Another cognitivist theory is that of cultural relativism. However unlike the aforementioned theories, it does not concede to the idea of a universal moral truth. Cultural relativists argue that there is no singular true morality because there are significant differences in values across cultures, instead moral facts are relative to the culture they are developed in. For instance, in most Asian societies, great value is placed on interdependence between people. Identities are tied to social roles and relationships which can be seen by how last names precede first names in East Asian countries. While this is the case in Asia, in Western societies, value is placed on the individual and identities independent of social roles and relationships. While both societies may value both interdependence and independence, they prioritise one over the other. Cultural relativists also assert that someone outside of a culture cannot critique or criticise the values and moralities within that culture. This is practical in defending a culture’s rights and ensuring equality. For example, a cultural relativist will affirm that the French government had no right in banning hijabs in French public schools. However, one can critique cultural relativism by pointing out a major loophole. If no one is allowed to critique a culture’s moral norms, we easily fall down the rabbit hole of permitting everything and anything, even outrageous violations of human rights such as honour killings.

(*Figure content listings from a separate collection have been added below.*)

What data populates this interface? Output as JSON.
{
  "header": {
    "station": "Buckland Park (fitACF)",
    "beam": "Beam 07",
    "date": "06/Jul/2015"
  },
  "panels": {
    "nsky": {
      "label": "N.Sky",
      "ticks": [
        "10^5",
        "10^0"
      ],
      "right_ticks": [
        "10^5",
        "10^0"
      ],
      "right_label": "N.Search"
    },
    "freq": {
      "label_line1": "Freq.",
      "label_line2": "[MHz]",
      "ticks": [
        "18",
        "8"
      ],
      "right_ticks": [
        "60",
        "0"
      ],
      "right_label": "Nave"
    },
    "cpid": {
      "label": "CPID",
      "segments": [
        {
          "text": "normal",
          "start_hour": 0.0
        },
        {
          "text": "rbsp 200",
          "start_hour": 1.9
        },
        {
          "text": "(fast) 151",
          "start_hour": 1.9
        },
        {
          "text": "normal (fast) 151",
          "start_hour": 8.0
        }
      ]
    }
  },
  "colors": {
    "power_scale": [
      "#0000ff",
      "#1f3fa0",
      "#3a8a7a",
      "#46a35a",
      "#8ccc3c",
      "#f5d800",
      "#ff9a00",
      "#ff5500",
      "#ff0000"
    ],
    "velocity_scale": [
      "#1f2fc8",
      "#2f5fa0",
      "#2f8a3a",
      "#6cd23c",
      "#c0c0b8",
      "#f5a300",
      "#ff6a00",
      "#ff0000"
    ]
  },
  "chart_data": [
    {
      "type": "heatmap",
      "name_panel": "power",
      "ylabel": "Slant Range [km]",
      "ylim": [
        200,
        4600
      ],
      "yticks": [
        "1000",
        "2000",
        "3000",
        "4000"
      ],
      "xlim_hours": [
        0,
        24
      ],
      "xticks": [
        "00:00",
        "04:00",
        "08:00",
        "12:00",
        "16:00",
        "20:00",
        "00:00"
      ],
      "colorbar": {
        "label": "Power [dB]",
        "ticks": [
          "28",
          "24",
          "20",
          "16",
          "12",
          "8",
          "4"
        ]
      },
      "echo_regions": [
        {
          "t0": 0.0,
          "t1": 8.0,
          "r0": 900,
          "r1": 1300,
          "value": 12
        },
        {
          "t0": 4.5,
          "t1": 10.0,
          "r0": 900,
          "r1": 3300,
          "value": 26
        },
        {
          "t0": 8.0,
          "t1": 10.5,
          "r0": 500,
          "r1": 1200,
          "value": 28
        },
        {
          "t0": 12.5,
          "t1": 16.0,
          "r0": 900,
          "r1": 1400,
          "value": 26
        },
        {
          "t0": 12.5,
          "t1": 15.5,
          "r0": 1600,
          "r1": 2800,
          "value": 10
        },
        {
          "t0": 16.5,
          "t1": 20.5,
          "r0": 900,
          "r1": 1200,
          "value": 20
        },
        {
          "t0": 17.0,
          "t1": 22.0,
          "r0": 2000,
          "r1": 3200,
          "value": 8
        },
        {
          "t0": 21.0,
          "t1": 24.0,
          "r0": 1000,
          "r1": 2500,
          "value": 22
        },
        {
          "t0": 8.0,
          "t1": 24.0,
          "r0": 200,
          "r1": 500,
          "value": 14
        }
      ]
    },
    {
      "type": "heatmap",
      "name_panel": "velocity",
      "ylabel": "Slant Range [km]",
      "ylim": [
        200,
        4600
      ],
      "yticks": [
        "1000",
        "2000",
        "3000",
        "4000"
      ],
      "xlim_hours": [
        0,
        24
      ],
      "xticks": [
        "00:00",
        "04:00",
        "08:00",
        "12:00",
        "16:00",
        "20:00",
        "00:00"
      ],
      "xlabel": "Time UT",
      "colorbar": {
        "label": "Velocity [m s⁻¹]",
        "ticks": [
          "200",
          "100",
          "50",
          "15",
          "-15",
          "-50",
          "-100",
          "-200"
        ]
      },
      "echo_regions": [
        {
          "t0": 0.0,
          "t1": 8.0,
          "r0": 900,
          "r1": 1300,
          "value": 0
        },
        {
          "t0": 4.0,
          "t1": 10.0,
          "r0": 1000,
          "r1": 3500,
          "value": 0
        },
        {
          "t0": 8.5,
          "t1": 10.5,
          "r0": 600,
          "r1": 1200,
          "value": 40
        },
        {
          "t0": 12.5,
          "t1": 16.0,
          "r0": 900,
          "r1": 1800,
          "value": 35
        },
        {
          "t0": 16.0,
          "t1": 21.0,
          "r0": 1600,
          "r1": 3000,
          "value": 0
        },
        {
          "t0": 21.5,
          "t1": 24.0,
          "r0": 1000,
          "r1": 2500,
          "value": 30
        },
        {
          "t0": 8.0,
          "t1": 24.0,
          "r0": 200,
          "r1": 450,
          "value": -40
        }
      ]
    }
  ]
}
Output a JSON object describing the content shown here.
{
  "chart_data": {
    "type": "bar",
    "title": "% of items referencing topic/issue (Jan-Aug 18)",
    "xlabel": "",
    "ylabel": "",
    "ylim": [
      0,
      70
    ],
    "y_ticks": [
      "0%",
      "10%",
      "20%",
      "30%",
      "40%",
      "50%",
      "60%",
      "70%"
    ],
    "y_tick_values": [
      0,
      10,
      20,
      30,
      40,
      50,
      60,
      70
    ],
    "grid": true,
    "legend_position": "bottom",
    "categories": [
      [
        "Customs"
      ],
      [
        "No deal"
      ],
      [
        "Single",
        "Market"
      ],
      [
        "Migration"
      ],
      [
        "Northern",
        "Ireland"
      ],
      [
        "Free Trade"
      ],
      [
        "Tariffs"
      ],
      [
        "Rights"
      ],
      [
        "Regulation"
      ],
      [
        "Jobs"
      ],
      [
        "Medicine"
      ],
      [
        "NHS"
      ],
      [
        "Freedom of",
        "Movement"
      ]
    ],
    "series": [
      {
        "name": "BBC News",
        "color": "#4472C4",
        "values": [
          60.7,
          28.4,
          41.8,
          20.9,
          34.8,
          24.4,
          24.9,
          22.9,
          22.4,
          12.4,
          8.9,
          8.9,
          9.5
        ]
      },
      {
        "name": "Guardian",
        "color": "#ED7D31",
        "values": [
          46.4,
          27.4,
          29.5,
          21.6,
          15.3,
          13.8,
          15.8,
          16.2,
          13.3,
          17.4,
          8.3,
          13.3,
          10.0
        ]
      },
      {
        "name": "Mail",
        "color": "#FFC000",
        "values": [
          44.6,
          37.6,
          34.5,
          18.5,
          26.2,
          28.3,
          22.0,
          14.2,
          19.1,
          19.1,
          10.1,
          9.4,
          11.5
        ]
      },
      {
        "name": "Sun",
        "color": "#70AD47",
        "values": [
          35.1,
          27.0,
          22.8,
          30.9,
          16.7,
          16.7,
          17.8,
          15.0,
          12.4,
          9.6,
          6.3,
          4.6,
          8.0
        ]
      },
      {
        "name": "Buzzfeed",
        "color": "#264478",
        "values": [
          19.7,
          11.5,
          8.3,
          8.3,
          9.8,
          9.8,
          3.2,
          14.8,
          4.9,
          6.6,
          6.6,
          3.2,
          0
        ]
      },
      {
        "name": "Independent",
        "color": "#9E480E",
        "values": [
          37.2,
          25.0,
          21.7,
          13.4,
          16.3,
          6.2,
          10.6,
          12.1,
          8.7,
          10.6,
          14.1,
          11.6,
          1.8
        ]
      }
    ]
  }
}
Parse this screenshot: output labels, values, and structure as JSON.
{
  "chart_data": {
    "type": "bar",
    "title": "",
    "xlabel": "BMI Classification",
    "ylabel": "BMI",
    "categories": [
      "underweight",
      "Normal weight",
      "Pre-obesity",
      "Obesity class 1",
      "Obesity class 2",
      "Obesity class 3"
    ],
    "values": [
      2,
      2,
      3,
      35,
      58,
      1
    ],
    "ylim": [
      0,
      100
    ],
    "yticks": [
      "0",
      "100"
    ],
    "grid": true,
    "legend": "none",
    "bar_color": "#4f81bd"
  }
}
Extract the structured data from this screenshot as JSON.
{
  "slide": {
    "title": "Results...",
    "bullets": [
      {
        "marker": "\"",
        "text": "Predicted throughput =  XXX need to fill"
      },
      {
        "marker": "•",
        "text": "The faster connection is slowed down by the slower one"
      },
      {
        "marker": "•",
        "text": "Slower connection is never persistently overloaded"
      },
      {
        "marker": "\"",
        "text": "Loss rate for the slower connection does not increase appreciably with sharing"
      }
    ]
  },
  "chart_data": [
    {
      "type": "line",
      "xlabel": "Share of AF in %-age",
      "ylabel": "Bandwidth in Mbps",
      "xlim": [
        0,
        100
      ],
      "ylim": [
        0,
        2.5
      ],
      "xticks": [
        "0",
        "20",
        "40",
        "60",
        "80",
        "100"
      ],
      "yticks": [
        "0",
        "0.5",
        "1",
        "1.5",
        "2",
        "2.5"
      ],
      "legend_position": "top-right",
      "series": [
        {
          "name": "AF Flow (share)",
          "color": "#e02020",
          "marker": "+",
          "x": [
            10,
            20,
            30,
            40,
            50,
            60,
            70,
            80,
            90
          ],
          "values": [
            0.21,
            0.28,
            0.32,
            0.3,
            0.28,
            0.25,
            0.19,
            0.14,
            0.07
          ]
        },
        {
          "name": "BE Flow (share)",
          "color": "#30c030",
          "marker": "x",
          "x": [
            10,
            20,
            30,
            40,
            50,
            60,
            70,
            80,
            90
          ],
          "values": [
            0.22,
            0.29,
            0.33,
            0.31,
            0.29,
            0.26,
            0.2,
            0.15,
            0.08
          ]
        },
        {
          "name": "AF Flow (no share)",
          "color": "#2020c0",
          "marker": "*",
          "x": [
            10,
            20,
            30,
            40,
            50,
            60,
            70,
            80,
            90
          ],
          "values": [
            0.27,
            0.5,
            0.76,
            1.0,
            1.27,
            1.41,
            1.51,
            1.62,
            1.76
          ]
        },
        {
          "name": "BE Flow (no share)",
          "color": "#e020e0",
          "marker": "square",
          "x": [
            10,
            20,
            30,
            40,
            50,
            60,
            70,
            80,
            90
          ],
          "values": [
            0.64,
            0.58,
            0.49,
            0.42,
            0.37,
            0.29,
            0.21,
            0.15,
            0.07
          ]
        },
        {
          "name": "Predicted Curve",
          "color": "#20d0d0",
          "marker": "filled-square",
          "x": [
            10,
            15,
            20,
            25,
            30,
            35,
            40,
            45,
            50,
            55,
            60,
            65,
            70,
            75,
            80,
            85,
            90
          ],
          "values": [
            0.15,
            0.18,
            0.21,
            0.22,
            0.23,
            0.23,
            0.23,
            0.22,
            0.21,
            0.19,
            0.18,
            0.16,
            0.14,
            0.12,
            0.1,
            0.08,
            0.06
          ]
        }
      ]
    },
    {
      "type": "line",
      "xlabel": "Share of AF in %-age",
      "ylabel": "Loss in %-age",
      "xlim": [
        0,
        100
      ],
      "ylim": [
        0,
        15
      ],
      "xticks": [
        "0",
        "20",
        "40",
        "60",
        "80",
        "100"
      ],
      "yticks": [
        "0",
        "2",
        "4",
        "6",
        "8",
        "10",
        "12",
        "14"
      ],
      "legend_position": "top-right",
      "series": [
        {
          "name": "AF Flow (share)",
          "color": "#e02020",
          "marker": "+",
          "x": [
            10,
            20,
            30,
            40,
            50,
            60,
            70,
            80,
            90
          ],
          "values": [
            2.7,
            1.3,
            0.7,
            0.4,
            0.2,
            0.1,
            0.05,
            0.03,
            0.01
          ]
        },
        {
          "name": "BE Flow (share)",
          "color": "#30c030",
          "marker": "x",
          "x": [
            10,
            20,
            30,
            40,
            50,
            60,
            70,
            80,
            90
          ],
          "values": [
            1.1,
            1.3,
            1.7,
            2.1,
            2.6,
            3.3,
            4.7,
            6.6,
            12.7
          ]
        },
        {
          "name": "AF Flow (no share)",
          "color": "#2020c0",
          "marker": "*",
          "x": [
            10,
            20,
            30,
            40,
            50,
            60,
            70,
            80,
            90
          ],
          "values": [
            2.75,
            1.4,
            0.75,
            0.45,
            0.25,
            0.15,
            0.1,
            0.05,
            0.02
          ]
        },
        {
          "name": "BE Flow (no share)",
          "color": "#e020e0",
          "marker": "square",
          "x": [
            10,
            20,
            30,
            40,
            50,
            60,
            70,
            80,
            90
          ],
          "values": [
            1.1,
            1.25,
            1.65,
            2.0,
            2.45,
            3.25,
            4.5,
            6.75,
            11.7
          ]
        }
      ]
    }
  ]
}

Non-cognitivists believe that there is no universal moral truth. Logical positivism remarks that moral statements are mere opinions or emotions. Moral claims are not universal or factual and cannot apply to others. Take, for example, someone who has just seen a news report about a mass shooting. They will most likely think that the shooter should be jailed because they are a bad person. While they are using moral language, saying that the shooter had committed a morally wrong action, what they are actually doing is expressing disapproval of the shooter. For a less extreme example, say someone declares “lying is wrong!” Logical positivists will maintain what they are truly exhibiting is disapproval for lying and approval for honesty.
Some of us may be cognitivists and others, non-cognitivists. This split emphasises the difficulty in declaring without a doubt what objective moral truths are, or whether they even exist.
Most people believe that the law upholds what is good and what is morally just, acting as an objective moral standard and keeping society in check. Yet, in the debate between cognitivism and non-cognitivism, the uncertainty of objective moral truths can imply that there is no singular correct definition of good. So what will this mean for our justice systems?
If the law enforces morals, subjective morality can lead to chaos: if we all have different ideas of what good means, how can our society operate in a way that benefits us all? To illustrate this, imagine a scenario in which a father has killed three innocent civilians because a kidnapper threatened to torture his daughter if he did not do so. Were his actions morally justified? If morality is subjective, there are arguments both to justify and to disprove of his action. The law can then either condemn or praise the man. If the law enforces morals, subjective morality will turn the justice system on end, resulting in an ineffective and useless judicial system.
Because of this dilemma, it is better to think of the law as an instrument that upholds the functions of morality.
There are two proposed functions of morality: interpersonal and intrapersonal. The interpersonal aspect of morality encourages good relations with others, while the intrapersonal aspect of morality helps us become a more virtuous person. These two aspects combined leads to us becoming constructive members of society. This in turn makes society harmonious, orderly, and peaceful and that is what the law ultimately aims to do.